Une formation classique Formée chez Chopard durant quatre ans, la bijoutière a rapidement compris que ce n’était pas son monde, le coeur n’y était pas: «Ma vision du monde était différente, on ne voit pas le client et on ne peut pas partager avec lui. Je n’étais qu’une pièce d’un grand ensemble. Mais c’était une super formation!» précise-telle. Un savoir qu’elle et Georges, l’autre bijoutier-joaillier de la place, transmettent à Leïla, apprentie chez «Sous les pavés». Bien consciente de la chance qu’elle a, les places étant plus que limitées dans le secteur.
Après son apprentissage, Marta part à Barcelone étudier l’émaillage puis revient à Genève, où le travail ne manque pas. Enfin, il y a onze ans, Heinz Kaufeler, bijoutier à la rue du Perron, désire re-

mettre son atelier. «Mon collègue Georges m’en a parlé, c’était une aubaine car ce genre de situation n’arrive pas très souvent. C’était un sacré défi, mais on s’est lancé avec Georges», lance-t-elle, avant de préciser que les deux bijoutiers ne sont pas associés, mais deux indépendants sous le même toit. Indépendance, voici le maître mot de Marta Sanchez: «Pour moi, c’est ça le plaisir de se lever tous les matins. J’ai atteint mon but, c’est ce que je voulais faire en tant qu’apprentie. Oui, on gagnerait davantage si on était employés, mais à quel prix…»
Depuis 2008, donc, l’activité de bijouterie foisonne à la rue du Perron, avec ses hauts et ses bas, car dans le métier, il faut être flexible. Aussi, son occupation journalière se divise grosso modo en trois types d’activités: la transformation, la création proprement dite et la réparation. «L’intérêt de ce métier, c’est de créer quelque chose avec le client, vraiment ensemble.
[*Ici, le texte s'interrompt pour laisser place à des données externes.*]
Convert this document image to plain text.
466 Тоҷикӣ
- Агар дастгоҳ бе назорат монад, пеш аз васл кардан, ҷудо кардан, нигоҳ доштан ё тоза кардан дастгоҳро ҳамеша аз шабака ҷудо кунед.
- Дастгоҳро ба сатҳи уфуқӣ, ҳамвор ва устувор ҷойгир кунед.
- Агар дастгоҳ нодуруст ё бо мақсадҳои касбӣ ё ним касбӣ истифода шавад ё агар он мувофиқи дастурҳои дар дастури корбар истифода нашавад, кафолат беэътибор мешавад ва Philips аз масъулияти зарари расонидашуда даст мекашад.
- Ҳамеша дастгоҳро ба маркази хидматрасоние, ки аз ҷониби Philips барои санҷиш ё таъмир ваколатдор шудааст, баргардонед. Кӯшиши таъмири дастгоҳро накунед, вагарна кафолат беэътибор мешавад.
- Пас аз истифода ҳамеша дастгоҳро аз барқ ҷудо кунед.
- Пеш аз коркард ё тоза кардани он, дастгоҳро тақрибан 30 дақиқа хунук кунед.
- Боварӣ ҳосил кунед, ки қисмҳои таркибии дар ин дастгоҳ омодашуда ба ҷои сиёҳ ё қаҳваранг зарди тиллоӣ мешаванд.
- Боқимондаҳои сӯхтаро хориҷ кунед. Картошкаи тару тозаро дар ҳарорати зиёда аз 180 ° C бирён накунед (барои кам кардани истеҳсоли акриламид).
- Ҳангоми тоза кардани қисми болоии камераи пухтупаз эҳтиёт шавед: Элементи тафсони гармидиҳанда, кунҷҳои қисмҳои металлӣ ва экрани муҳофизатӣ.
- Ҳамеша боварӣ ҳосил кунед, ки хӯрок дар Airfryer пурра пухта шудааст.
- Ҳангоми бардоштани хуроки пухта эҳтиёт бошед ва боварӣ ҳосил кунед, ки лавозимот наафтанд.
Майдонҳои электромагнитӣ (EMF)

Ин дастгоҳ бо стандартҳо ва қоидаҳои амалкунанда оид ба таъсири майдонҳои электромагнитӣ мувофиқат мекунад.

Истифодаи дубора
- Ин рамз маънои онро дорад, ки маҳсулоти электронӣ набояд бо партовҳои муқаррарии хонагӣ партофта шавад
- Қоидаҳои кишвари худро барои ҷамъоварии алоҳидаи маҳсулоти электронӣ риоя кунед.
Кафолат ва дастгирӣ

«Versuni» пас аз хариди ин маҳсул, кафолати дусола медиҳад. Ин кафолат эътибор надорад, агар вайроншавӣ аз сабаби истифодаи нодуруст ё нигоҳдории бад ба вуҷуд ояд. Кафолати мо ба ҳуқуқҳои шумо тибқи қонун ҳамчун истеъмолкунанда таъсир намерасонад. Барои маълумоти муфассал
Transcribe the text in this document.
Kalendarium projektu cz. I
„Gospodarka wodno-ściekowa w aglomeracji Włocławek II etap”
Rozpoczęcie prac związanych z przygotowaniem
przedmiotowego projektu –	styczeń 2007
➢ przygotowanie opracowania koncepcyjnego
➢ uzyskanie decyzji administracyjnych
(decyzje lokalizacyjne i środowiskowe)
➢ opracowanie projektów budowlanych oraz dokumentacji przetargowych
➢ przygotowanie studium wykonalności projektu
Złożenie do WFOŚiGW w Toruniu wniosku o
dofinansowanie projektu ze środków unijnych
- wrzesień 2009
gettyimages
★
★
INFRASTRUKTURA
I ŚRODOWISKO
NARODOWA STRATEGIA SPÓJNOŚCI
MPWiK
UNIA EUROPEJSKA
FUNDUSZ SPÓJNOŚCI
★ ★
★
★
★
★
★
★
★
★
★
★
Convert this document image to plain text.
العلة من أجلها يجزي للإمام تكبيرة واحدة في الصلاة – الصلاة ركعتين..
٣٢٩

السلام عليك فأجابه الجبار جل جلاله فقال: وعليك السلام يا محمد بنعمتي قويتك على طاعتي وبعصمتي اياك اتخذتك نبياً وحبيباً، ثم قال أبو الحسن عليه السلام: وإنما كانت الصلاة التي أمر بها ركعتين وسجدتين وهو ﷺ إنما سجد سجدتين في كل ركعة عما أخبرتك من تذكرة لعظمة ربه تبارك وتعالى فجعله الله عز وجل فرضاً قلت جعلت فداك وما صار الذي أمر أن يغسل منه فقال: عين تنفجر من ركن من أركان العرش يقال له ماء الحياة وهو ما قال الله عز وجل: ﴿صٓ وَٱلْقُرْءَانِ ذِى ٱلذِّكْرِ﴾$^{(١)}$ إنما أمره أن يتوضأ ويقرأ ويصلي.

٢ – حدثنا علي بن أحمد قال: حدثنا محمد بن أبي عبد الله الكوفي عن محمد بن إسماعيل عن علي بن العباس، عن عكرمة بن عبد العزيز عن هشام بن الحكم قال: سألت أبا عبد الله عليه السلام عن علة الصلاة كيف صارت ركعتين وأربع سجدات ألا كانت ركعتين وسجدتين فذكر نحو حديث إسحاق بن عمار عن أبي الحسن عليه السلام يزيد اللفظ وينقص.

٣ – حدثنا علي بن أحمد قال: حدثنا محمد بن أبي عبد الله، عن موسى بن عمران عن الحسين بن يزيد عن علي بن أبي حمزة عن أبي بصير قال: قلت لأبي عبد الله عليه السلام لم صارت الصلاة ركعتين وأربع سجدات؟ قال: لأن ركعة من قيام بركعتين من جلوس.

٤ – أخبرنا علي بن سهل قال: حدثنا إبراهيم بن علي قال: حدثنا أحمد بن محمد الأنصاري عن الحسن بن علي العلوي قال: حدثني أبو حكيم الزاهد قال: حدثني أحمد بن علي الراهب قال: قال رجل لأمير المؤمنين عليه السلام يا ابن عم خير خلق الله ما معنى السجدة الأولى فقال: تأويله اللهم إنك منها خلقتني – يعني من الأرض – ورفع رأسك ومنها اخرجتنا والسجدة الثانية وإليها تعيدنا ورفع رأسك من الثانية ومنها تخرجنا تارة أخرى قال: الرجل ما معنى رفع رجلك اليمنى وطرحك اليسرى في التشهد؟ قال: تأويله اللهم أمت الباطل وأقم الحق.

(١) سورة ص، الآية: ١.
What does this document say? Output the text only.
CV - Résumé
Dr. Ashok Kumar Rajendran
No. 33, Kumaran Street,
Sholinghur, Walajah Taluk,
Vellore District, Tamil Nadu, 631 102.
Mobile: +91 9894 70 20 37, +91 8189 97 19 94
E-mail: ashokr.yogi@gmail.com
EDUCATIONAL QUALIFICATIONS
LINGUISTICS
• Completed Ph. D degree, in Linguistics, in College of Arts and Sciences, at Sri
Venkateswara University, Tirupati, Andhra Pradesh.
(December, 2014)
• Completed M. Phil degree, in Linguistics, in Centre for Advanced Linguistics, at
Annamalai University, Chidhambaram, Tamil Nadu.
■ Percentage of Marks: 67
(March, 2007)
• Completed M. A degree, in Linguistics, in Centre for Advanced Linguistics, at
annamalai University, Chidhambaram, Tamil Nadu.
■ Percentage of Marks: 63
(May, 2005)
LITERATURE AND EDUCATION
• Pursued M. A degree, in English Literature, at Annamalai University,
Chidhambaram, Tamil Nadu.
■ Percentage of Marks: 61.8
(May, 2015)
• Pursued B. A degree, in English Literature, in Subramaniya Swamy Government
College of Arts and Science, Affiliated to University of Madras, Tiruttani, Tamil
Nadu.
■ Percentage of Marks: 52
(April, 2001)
Sa satisfaction est très importante pour moi, c’est le signe qu’on a réussi à produire ce qu’il voulait.» Par exemple, un jour, une personne est venue la voir avec une énorme broche avec un gros saphir en son milieu enrobé d’or gris, serti de petits diamants. «Elle avait appartenu à sa grand-mère, un bijou qu’on ne porte plus de nos jours. Je l’ai transformé en enlevant toutes les pierres et en fondant le métal. Du saphir central, j’ai réalisé un pendentif tout simple et avec l’or et les brillants, j’ai réalisé deux alliances. Ainsi la petite-fille avait pour son mariage des alliances et un pendentif créés à partir de la broche de son aïeule, c’était très touchant.» Recyclage, transformation, remise au goût du jour.
Depuis peu, Marta s’est également mise à travailler avec d’anciennes pièces de monnaie. Un intérêt pour la numismatique qui lui a été amené par un de ses clients. «Il m’a trouvé un tétradrachme antique, que j’ai acheté. Une pièce frappée à Athènes en 400 av. J.-C. représentant Athéna coiffée d’un casque sur une face et une chouette, l’attribut de cette déesse, avec une feuille d’olivier sur l’autre. Je l’ai montée en pendentif.»
Ainsi va la vie Dans un autre domaine, Marta Sanchez a également créé une collection unisexe en argent. Ou sa collection O-MA («Le mien en finnois», précise-t-elle), composée des pièces qu’elle expose en vitrine. Des fantaisies qu’elle aime qualifier de contemporaines, avec des boucles d’oreilles en lapis-lazuli, des saphirs ou encore de l’or blanc. En dehors de son travail créatif, Marta répare également des pièces abîmées ou sous-traite pour des boutiques de la rue du Rhône. «Ils n’ont pas tous leurs propres bijoutiers», dit-elle. Ainsi passent le temps et les années pour Marta Sanchez, la passion toujours intacte, le plaisir de se rendre chaque jour à la rue du Perron. Créer de belles pièces, avec minutie, respect d’un métier et de clients avec lesquels elle aime tant partager.